4.11.2. Lattice Boltzmann (LB) swimmers

import espressomd

system = espressomd.System()

system.part.add(id=1, pos=[2, 0, 0], rotation=[1, 1, 1], swimming={
    'f_swim': 0.01, 'mode': 'pusher', 'dipole_length': 2.0, 'rotational_friction': 20})

For an explanation of the parameters v_swim and f_swim see the previous item. In lattice Boltzmann self-propulsion is less trivial than for regular MD, because the self-propulsion is achieved by a force-free mechanism, which has strong implications for the far-field hydrodynamic flow field induced by the self-propelled particle. In ESPResSo only the dipolar component of the flow field of an active particle is taken into account. This flow field can be generated by a pushing or a pulling mechanism, leading to change in the sign of the dipolar flow field with respect to the direction of motion. You can specify the nature of the particle’s flow field by using one of the modes: pusher or puller. You will also need to specify a dipole_length which determines the distance of the source of propulsion from the particle’s center. Note that you should not put this distance to zero; ESPResSo (currently) does not support mathematical dipole flow fields. The key rotational_friction can be used to set the friction that causes the orientation of the particle to change in shear flow. The torque on the particle is determined by taking the cross product of the difference between the fluid velocity at the center of the particle and at the source point and the vector connecting the center and source.

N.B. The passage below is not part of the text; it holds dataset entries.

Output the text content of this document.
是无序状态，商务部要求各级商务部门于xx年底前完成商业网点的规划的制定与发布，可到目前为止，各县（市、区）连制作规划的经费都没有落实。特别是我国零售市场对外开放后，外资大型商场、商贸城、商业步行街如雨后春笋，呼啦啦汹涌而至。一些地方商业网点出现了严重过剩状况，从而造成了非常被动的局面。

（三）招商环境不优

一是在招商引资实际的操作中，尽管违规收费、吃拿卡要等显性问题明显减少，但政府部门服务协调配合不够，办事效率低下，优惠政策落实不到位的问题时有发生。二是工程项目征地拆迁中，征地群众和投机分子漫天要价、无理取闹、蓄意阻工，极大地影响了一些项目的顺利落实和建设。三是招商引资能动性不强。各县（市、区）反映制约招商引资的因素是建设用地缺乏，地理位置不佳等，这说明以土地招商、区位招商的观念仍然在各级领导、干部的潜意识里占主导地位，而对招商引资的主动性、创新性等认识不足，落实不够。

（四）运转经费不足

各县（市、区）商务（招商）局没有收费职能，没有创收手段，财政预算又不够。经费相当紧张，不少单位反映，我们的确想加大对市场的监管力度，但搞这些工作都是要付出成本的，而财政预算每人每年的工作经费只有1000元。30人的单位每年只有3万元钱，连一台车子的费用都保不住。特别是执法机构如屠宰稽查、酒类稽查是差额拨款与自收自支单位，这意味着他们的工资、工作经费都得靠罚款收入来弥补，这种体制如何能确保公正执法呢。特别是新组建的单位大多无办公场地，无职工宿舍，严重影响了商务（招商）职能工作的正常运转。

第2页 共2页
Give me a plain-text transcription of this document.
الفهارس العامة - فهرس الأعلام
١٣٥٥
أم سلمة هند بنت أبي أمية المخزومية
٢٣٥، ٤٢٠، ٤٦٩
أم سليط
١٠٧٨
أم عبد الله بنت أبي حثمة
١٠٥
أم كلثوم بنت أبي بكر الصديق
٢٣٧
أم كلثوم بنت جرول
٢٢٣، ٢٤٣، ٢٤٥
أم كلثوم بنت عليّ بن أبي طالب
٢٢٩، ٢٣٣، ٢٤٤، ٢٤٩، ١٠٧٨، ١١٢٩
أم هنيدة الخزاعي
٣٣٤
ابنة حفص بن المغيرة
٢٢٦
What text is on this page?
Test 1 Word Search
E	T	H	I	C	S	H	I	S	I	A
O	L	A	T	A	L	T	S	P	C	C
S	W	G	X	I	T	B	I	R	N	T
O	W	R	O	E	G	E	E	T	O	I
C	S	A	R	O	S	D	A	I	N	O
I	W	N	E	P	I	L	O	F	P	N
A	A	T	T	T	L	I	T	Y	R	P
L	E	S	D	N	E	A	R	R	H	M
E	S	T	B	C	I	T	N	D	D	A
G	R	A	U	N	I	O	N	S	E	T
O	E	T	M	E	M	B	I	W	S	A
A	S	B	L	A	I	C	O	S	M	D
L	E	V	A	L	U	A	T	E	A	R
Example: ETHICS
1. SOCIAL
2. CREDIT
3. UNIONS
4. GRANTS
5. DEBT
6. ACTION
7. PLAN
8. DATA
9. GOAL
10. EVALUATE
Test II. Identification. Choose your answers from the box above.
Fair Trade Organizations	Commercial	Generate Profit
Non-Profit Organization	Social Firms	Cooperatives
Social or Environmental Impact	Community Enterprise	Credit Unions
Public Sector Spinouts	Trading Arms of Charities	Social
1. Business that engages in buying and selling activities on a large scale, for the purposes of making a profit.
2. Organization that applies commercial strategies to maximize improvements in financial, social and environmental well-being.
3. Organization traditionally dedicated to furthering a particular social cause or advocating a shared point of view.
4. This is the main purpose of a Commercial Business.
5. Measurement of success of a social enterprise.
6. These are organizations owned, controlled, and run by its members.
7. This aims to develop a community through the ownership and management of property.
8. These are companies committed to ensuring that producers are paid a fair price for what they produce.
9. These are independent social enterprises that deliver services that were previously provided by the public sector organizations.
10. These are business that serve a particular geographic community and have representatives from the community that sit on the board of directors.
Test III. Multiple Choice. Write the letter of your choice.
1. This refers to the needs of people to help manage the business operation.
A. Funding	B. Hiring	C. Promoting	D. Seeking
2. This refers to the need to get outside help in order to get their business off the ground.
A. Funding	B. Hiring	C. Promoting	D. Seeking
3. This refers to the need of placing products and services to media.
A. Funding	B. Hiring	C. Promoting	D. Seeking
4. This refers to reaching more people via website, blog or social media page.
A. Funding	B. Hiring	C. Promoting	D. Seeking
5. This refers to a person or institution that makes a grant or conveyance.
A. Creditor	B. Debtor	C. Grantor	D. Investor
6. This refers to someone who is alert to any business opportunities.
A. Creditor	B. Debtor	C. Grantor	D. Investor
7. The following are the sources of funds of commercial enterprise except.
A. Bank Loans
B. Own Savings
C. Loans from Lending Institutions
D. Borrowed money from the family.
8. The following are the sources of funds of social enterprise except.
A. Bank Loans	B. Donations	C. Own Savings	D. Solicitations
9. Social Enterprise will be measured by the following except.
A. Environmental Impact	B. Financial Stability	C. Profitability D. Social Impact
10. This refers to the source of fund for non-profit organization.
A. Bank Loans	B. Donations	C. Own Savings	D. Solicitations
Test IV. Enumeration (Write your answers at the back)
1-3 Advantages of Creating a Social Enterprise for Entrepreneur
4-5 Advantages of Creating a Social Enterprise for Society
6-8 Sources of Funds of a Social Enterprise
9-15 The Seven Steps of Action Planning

You may ask: “Why are there two methods v_swim and f_swim for the self-propulsion using the lattice Boltzmann algorithm?” The answer is straightforward. When a particle is accelerating, it has a monopolar flow-field contribution which vanishes when it reaches its terminal velocity (for which there will only be a dipolar flow field). The major difference between the above two methods is that with v_swim the flow field only has a monopolar moment and only while the particle is accelerating. As soon as the particle reaches a constant speed (given by v_swim) this monopolar moment is gone and the flow field is zero! In contrast, f_swim always, i.e., while accelerating and while swimming at constant force possesses a dipolar flow field.

Warning

Please note that even though swimming is interoperable with the CPU version of LB it is only supported on one Open MPI node, i.e. n_nodes = 1.